While he does address Religious higher education environments, it seems incidental, anecdotal personal bits about the affects of specific approaches in those environments - "academic" study of Torah on students. Even then, some have suggested (and I'm sure if queried would offer evidence), that certain 'textual' approaches to Talmud Torah have aided students emunah. Hyper-critical thinking and 'authority-challenging' inclinations can be confronted, engaged and rendered fruitful - not merely decried by teachers or repressed by students.
Though both Kolbrener as a current academic, and R. Lichtenstein a former academic who left it in 1962, do explore changes in the academic climate - neither of them address what has happened in the Torah world over the same span of time - the present day back to 1962, the year when R. Lichtenstein, an unrelenting current advocate of Torah u'Maddah - left academia. Much has been written on this blog and elsewhere on just the very transformations in the Torah realms, I would like to add links here later, but for now; academic treatments, see Gershon Bacon, Menahem Friedman, Jacob Katz, et al (some have material online). I also wonder about the locus of concerns for observant Jews in Higher Education; would education settings require the haskamahs of hashkafahs such that questionable stuff like Intelligent Design should be used to 'innoculate' students, etc? maybe a later post.

In his criticism of R. Lichtenstein, Kolbrener suggests that R. Lichtenstein's manner is obscurantist to a fault - it too often is. In R. Lichtenstein's response itself, R. Lichtenstein is revealed to be quite removed from the realia of not only the Ivory Tower of academia, but of virtually every other english speaking human being. His loshon is habitually obscurantist. This is no small thing. It may be endearing, it may be "a lesson in how we 'should' speak..." (as I recall someone saying)...but as a defender of the relevance and currency of Torah in the world, as a vanguardist in proclaiming the compatibility of "the best" of the modern [western...] world to the world of said Torah, it is highly destructive to speak in a way that utterly alienates the vast majority in both the 'religious' and 'modern' worlds.

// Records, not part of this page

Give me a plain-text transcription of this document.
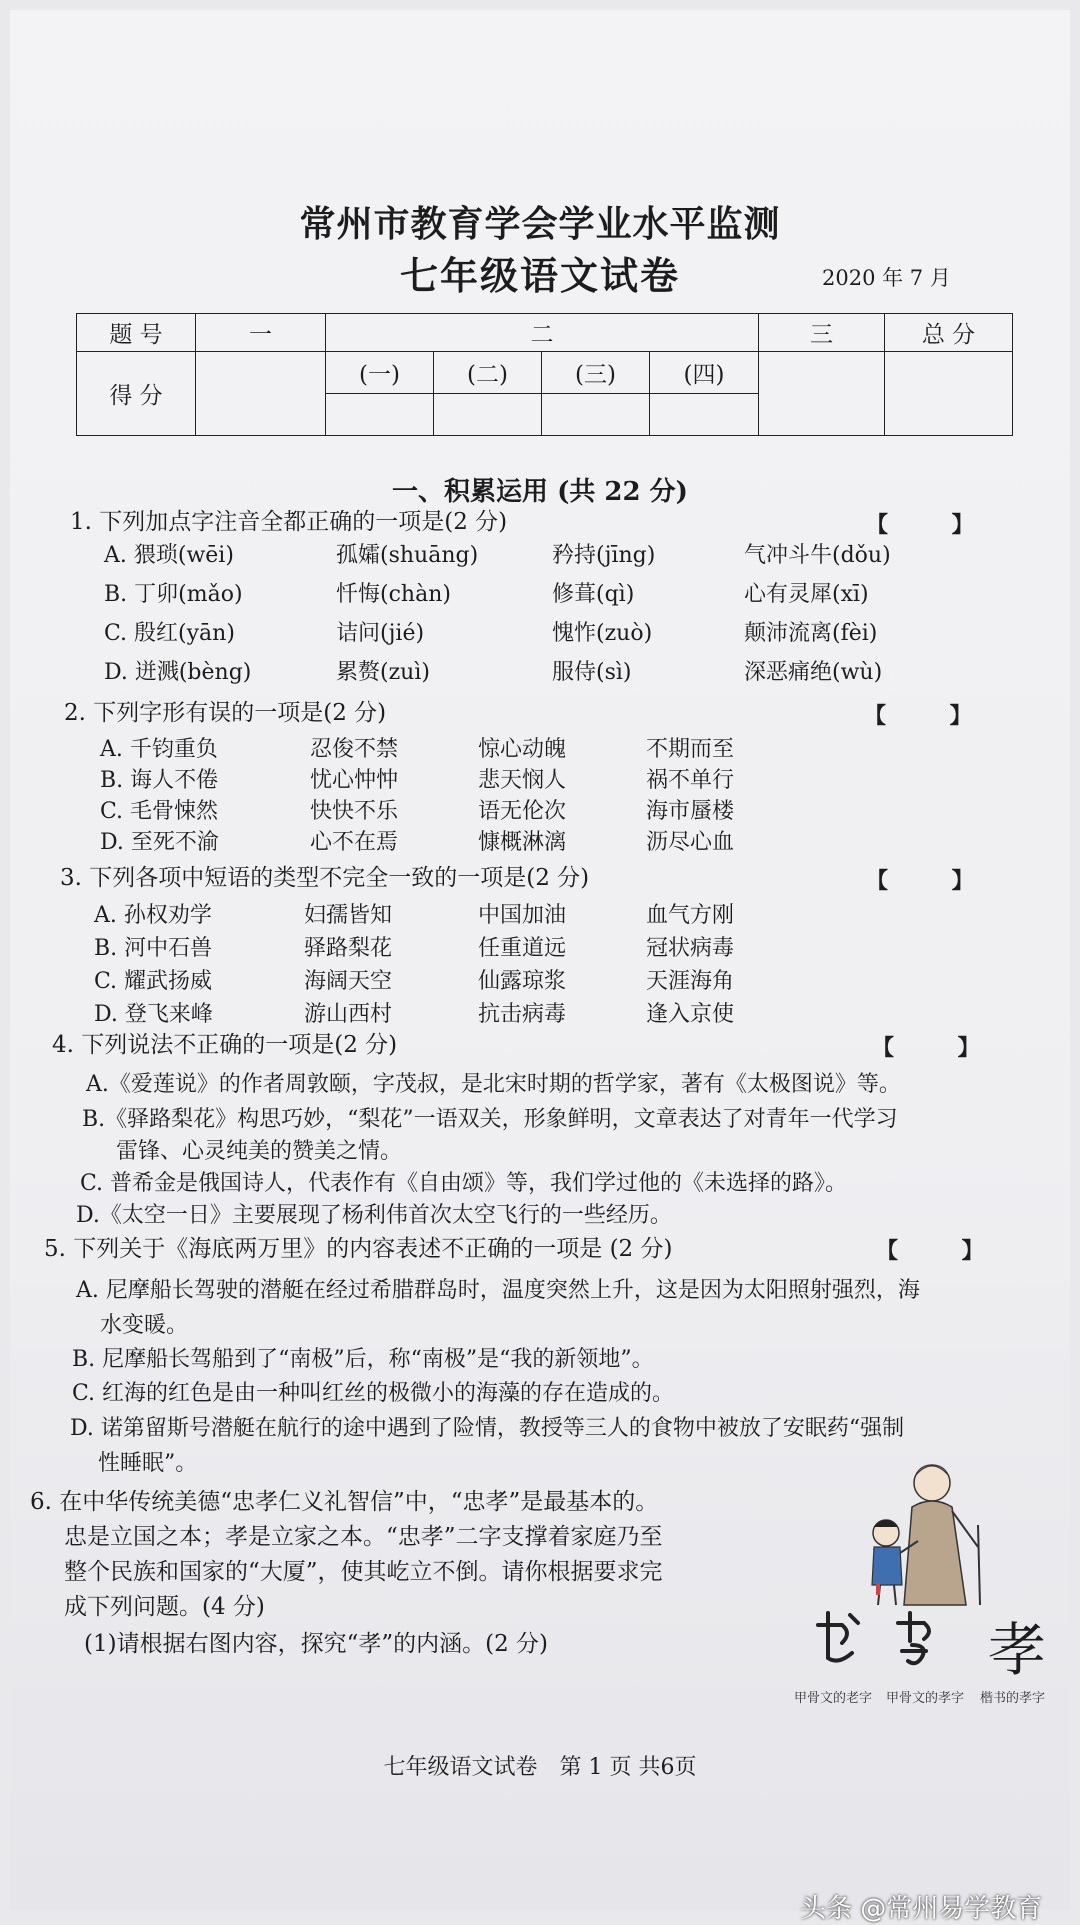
常州市教育学会学业水平监测
七年级语文试卷	2020 年 7 月
题 号	一	二				三	总 分
得 分		(一)	(二)	(三)	(四)		

一、积累运用 (共 22 分)
1. 下列加点字注音全都正确的一项是(2 分)	【 】
A. 猥琐(wēi)	孤孀(shuāng)	矜持(jīng)	气冲斗牛(dǒu)
B. 丁卯(mǎo)	忏悔(chàn)	修葺(qì)	心有灵犀(xī)
C. 殷红(yān)	诘问(jié)	愧怍(zuò)	颠沛流离(fèi)
D. 迸溅(bèng)	累赘(zuì)	服侍(sì)	深恶痛绝(wù)
2. 下列字形有误的一项是(2 分)	【 】
A. 千钧重负	忍俊不禁	惊心动魄	不期而至
B. 诲人不倦	忧心忡忡	悲天悯人	祸不单行
C. 毛骨悚然	快快不乐	语无伦次	海市蜃楼
D. 至死不渝	心不在焉	慷概淋漓	沥尽心血
3. 下列各项中短语的类型不完全一致的一项是(2 分)	【 】
A. 孙权劝学	妇孺皆知	中国加油	血气方刚
B. 河中石兽	驿路梨花	任重道远	冠状病毒
C. 耀武扬威	海阔天空	仙露琼浆	天涯海角
D. 登飞来峰	游山西村	抗击病毒	逢入京使
4. 下列说法不正确的一项是(2 分)	【 】
A.《爱莲说》的作者周敦颐，字茂叔，是北宋时期的哲学家，著有《太极图说》等。
B.《驿路梨花》构思巧妙，“梨花”一语双关，形象鲜明，文章表达了对青年一代学习
雷锋、心灵纯美的赞美之情。
C. 普希金是俄国诗人，代表作有《自由颂》等，我们学过他的《未选择的路》。
D.《太空一日》主要展现了杨利伟首次太空飞行的一些经历。
5. 下列关于《海底两万里》的内容表述不正确的一项是 (2 分)	【 】
A. 尼摩船长驾驶的潜艇在经过希腊群岛时，温度突然上升，这是因为太阳照射强烈，海
水变暖。
B. 尼摩船长驾船到了“南极”后，称“南极”是“我的新领地”。
C. 红海的红色是由一种叫红丝的极微小的海藻的存在造成的。
D. 诺第留斯号潜艇在航行的途中遇到了险情，教授等三人的食物中被放了安眠药“强制
性睡眠”。
6. 在中华传统美德“忠孝仁义礼智信”中，“忠孝”是最基本的。
忠是立国之本；孝是立家之本。“忠孝”二字支撑着家庭乃至
整个民族和国家的“大厦”，使其屹立不倒。请你根据要求完
成下列问题。(4 分)
(1)请根据右图内容，探究“孝”的内涵。(2 分)	孝
甲骨文的老字 甲骨文的孝字 楷书的孝字
七年级语文试卷　第 1 页 共6页
头条 @常州易学教育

I have met very highly educated people in matters Kodesh and Kol. I have heard people say that a conversation with R. Lichtenstein turn the tide for them, etc. Yet no one else seems to go out of their way, publicly, to specifically use incredibly esoteric terminology to describe things publically experienced! The learned, educated use of language is about communicability, whether in Torah or Kol (I faulter in both, so I don't claim any standing). This is serious. Certain Modern Orthodox People literally say "we" need to find "our" Gedolim - likely meaning the term as Charedim do (a predilection to which I'm moved to respond "What do you mean 'We', White Man?"...) - and they seek one in R. Lichtenstein; it's very nice that he has no peers; it's a siman that he could be a Gadol by Charedi standards...(though I've never heard someone explain how someone among the Gedolim can have no peers). Another siman is that his peerlessness confirms what many charedim believe;

"Even pursuing some 'balance' between Torah and Maddah has always been reserved for the select few - and 'b'zman ha zeh - this is an ever-shrinking few...he's just the Gadol for you ever-shrinking modern [somewhat] Orthodox!"...

In it's habitual "Gedolim"-izing reactions to Charedi expectations in rabbinic authority, Modern Orthodoxy may again be confirming it is indeed neither. Nor can it be either, and Charedi.